Because differentiation doesn’t exist inside your programs, your offerings, or your organization.

It only exists inside people’s minds.

A cautionary tail

Once upon a time there were three little piggies trying to differentiate themselves in the world.

One built his brand out of the sticks of internal platitudes. Problem was, on the outside, no one noticed because no one cared. His sticks didn’t have anything to do with what they truly valued. And his brand blew away.

Another built her’s out of the wood of what people inside the organization said their client’s wanted. It toppled over in the stiff wind of internal bombast, ego and miscalculations that all the market was just like the eight carefully selected, loyal clients they talked to.

But one upgraded to the bricks of the unaided perceptions of what her tribe valued most when they made decisions.
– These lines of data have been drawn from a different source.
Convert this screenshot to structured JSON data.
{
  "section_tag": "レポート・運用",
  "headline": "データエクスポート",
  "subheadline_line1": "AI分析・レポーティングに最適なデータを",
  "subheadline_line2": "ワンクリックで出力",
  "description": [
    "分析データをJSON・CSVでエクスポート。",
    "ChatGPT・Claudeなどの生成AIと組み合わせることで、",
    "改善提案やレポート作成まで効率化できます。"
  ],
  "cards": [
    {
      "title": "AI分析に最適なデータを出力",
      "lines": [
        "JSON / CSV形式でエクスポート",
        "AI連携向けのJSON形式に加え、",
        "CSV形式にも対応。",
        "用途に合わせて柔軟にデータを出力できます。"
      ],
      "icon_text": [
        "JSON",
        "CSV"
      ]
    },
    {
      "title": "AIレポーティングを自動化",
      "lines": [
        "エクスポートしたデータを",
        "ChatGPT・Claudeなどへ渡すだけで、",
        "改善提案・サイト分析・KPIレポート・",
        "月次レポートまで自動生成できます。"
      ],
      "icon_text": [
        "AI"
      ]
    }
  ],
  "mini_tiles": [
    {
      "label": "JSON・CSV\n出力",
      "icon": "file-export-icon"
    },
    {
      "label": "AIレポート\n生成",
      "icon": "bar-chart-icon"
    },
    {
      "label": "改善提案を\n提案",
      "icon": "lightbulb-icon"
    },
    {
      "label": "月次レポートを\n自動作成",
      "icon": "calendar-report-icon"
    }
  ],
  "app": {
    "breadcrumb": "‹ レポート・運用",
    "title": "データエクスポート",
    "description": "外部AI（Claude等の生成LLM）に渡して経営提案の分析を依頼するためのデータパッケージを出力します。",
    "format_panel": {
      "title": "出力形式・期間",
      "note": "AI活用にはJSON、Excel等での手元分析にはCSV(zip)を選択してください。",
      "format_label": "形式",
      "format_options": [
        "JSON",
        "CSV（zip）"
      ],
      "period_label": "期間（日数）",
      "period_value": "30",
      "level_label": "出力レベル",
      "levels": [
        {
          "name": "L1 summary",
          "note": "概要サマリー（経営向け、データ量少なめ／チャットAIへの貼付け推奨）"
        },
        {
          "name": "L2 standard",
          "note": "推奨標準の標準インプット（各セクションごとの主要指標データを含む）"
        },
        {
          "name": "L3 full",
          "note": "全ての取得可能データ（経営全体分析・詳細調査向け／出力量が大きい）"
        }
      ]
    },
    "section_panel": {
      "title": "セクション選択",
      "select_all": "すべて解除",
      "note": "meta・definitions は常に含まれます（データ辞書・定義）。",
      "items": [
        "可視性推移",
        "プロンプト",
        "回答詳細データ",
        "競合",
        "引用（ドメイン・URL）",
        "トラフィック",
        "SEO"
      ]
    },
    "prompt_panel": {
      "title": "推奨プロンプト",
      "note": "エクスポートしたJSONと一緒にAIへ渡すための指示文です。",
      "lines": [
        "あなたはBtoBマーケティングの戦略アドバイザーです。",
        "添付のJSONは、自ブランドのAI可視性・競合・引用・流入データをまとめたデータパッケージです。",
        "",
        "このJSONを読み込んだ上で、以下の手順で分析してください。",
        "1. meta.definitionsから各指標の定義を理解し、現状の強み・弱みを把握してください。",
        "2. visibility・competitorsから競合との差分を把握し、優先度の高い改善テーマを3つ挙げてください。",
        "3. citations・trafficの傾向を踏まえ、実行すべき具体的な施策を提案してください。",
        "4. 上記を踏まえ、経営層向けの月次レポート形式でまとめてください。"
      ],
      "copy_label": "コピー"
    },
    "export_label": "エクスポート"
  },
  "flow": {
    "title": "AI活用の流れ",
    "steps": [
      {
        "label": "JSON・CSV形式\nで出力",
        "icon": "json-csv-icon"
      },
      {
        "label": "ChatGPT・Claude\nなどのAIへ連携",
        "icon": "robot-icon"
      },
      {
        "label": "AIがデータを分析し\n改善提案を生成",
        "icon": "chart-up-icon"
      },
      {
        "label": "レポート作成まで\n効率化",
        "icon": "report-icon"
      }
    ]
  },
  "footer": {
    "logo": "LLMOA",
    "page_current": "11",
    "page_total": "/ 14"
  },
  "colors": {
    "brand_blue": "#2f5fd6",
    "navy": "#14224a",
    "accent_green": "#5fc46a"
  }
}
And what they perceived to be distinctive. Her brand not only stood, it transformed her organization.

Leave the we, we, we at home

Why should you be listening to the outside world, to your prospective clients, to your tribe?

Because they, not your internal constituencies, are the people with the power. The power to determine what is of value.  The power to decide.
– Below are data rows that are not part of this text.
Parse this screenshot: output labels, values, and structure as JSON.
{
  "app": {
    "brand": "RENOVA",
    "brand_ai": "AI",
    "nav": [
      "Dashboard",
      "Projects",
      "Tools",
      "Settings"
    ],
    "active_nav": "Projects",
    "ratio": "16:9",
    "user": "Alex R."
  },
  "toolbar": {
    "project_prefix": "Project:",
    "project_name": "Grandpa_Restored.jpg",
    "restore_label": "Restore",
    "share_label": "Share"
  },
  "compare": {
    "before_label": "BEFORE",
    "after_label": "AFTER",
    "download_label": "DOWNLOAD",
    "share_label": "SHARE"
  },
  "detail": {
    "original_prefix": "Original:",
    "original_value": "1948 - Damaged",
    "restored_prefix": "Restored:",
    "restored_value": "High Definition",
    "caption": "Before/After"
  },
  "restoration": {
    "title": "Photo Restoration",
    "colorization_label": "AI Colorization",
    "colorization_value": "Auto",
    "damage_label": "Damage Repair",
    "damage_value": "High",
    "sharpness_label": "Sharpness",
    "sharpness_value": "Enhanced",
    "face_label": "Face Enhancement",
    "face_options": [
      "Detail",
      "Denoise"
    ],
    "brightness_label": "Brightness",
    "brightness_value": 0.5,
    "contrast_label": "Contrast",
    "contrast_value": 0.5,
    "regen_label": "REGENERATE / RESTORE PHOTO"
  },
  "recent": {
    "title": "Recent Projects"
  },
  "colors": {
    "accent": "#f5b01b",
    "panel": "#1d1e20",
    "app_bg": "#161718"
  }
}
So whatever technique you use to listen to them, it should answer eight basic value questions.

Most importantly, it should answer them strictly from their point of view. Without any prompting from you.

What makes you unique is them

  • What is the decision process they go through to find sources, evaluate them and approve decisions? (This is not the same as your selling process.)
  • Who is involved in this process and what role do they play in it? (This list will probably go beyond people on your current target list.)
  • What problems, concerns or challenges do they face that you can help them solve?
  • What specific functional and emotional criteria or attributes do they use to make a decision? (Easy, surface answers like price, quality or service don’t count. Dig deeper into their meanings and the emotions behind them.)
  • How important is each criterion to them?
  • What brands do they consider when making a support decision? ( Not all of these will be on your list of competitors.
  • How do they rate each competitor’s performance on their decision criteria?
  • How do they rate your brand’s performance on those criteria?

So find your tribe and purpose

Armed with this information and differentiation strategy, you can position your organization and offering in a way that is most relevant and compelling to people when they are making decisions. Based on the things that they value most when they decide.

And you can build experiences, platforms and stories in a way that will truly help them. And, in the process, differentiate you.

Draw a line

It’s time to stop talking internally about differentiating yourself. It’s time to draw a line in the sand and do it.

Just make sure that line is drawn by the human interactions of your tribe. Not by your board of directors.

But that’s just my opinion. What’s yours?